Dr. Benjamin Warf thought the prospects were poor that Ugandan children with hydrocephalus, an excess of water on the brain, could be successfully treated by implanting a drainage tube. Families he cared for at a Mbale hospital had limited access to health care. A blockage in the tube, called a shunt, could be disastrous.
In the early 2000s, Warf devised an alternative that reduced the number of infants who needed brain shunts by about two-thirds. It became the standard of care at Boston Children’s Hospital, where he directs the Neonatal and Congenital Anomaly Neurosurgery Program. Now Warf is unraveling the causes of hydrocephalus, work he hopes could lead to prevention.
The 54-year-old from Lexington has been named a 2012 MacArthur Foundation Fellow, one of four Boston-area recipients of the “genius grant.” The award comes with a $500,000 stipend, and, for Warf, visibility for a global health problem that he said has been “way under the radar.”
Warf grew up in the Appalachian Mountains of Eastern Kentucky, the son of a Baptist pastor with an interest in science. He graduated from Harvard Medical School in 1984 and was drawn to pediatric neurosurgery in part by his love of children. He and his wife, Cindy, have six of their own.

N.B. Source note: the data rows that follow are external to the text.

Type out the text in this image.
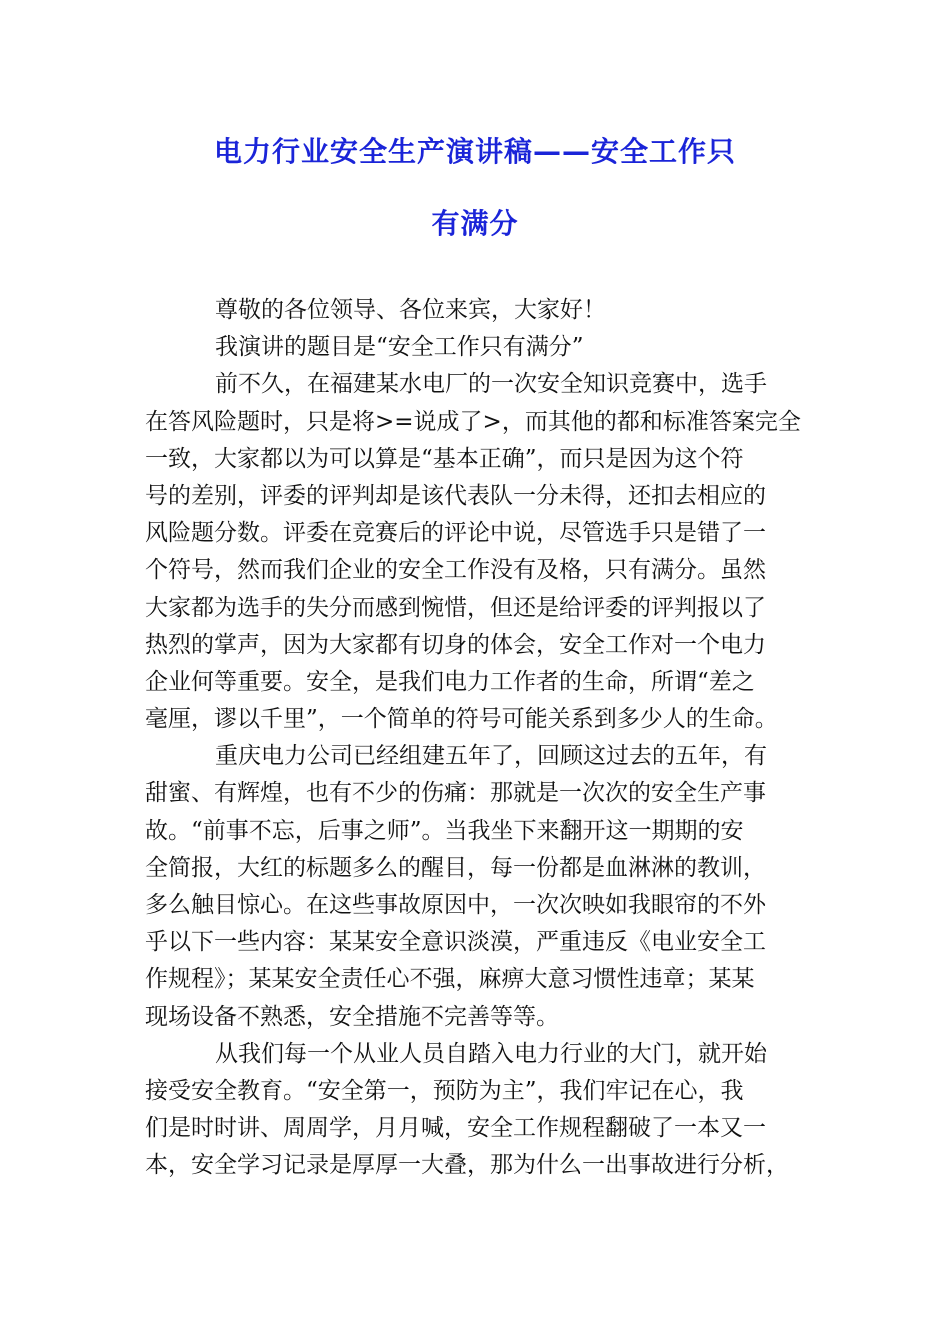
电力行业安全生产演讲稿——安全工作只
有满分
尊敬的各位领导、各位来宾，大家好！
我演讲的题目是“安全工作只有满分”
前不久，在福建某水电厂的一次安全知识竞赛中，选手
在答风险题时，只是将>=说成了>，而其他的都和标准答案完全
一致，大家都以为可以算是“基本正确”，而只是因为这个符
号的差别，评委的评判却是该代表队一分未得，还扣去相应的
风险题分数。评委在竞赛后的评论中说，尽管选手只是错了一
个符号，然而我们企业的安全工作没有及格，只有满分。虽然
大家都为选手的失分而感到惋惜，但还是给评委的评判报以了
热烈的掌声，因为大家都有切身的体会，安全工作对一个电力
企业何等重要。安全，是我们电力工作者的生命，所谓“差之
毫厘，谬以千里”，一个简单的符号可能关系到多少人的生命。
重庆电力公司已经组建五年了，回顾这过去的五年，有
甜蜜、有辉煌，也有不少的伤痛：那就是一次次的安全生产事
故。“前事不忘，后事之师”。当我坐下来翻开这一期期的安
全简报，大红的标题多么的醒目，每一份都是血淋淋的教训，
多么触目惊心。在这些事故原因中，一次次映如我眼帘的不外
乎以下一些内容：某某安全意识淡漠，严重违反《电业安全工
作规程》；某某安全责任心不强，麻痹大意习惯性违章；某某
现场设备不熟悉，安全措施不完善等等。
从我们每一个从业人员自踏入电力行业的大门，就开始
接受安全教育。“安全第一，预防为主”，我们牢记在心，我
们是时时讲、周周学，月月喊，安全工作规程翻破了一本又一
本，安全学习记录是厚厚一大叠，那为什么一出事故进行分析，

The pair decided in early 2000 to act on Warf’s dream of being a medical missionary. He had made some short trips to Kenya with CURE International, a Christian group that provides surgical care in developing nations, and in March of that year the couple moved their family to Uganda, where he would help to open a hospital specializing in neurosurgery.
Warf was unhappy with placing shunts in Ugandan patients. In the United States, about half of shunts fail within two years, and some children endure scores of operations.
Warf tested a combination of techniques that alone had been mostly ineffective in treating infants with hydrocephalus. He cauterized tissues in the brain to slow the production of fluid and made small openings in the base of the brain to allow fluid to drain into the cavity around it. Warf and colleagues followed patients over time and found the method was effective.
When researchers overlaid data Warf had collected with weather patterns, they found the incidence of infection rose and fell with rainfall, pointing to an environmental pathogen.